All over the world, parents and non-parents alike have groaned with horror over what is happening to children and parents in Texas. The policy of separating a child from his parents violates something that lies at our very core—a child’s need to be close and connected to their parents. Most parents, while fighting back tears over the images and sounds on the television screen, have moved instinctively toward their children, to give them an extra hug, to reassure ourselves and them that we are safe and connected.

This connection is what nourishes and supports us both as children and as adults. It provides us with the framework for our future relationships. We seek it out, and when we can’t get the connection we need from our parents, we try to find it elsewhere, sometimes in unhealthy ways.
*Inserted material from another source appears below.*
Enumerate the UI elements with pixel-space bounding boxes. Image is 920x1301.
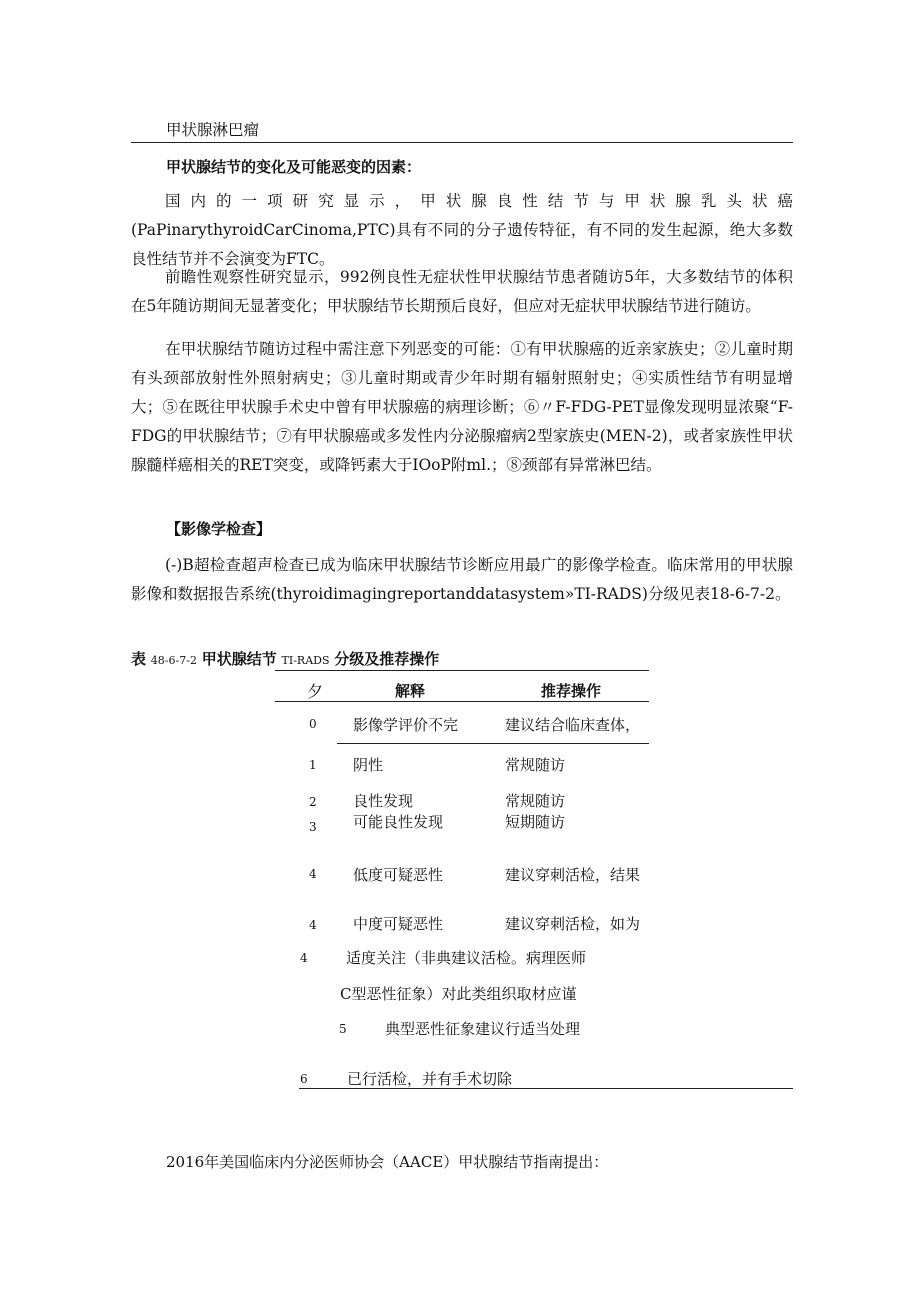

As parents, we can sometimes become overwhelmed with the many tasks of parenting—we worry about our children’s health, their education, their friends and social life, their happiness and their future. We might spend a great deal of our time and energy ferrying children to activities, grinds, play dates. We have so many balls to juggle that getting through the day can often feel like the greatest achievement.

While many of these activities can be of great benefit to children, it is important to stop as often as possible and just be together. What our children really need is us—they need to feel close to us, they need to feel that we are there for them and that the connection will be there regardless of their grades, their achievements or their behaviour. Often, poor behaviour is how our children tell us that they are feeling unconnected so it is important to stay with them through this, whether it is a toddler having a tantrum or a teenager storming up to the room and slamming their door with the force of a tornado. They are telling us they need us, even if it doesn’t feel that way.

In addition to pulling closer to our own children, many of us have probably reached out during the past couple of weeks to try to help in whatever way we can—we may have sent letters of support or made donations. This is very important to do, but we can also look to the children in our own communities who are disconnected in some way—they may be living in direct provision and disconnected from a normal family life; they may be living in foster or residential care because their own parents, for a range of reasons, cannot care for them; they may be suffering from the loss of a parent through bereavement; they may be living in a violent or chaotic home. As we reflect on a global scale about the connection between parents and children, let’s try to support the need for connection and affection of all our children and support their parents as well.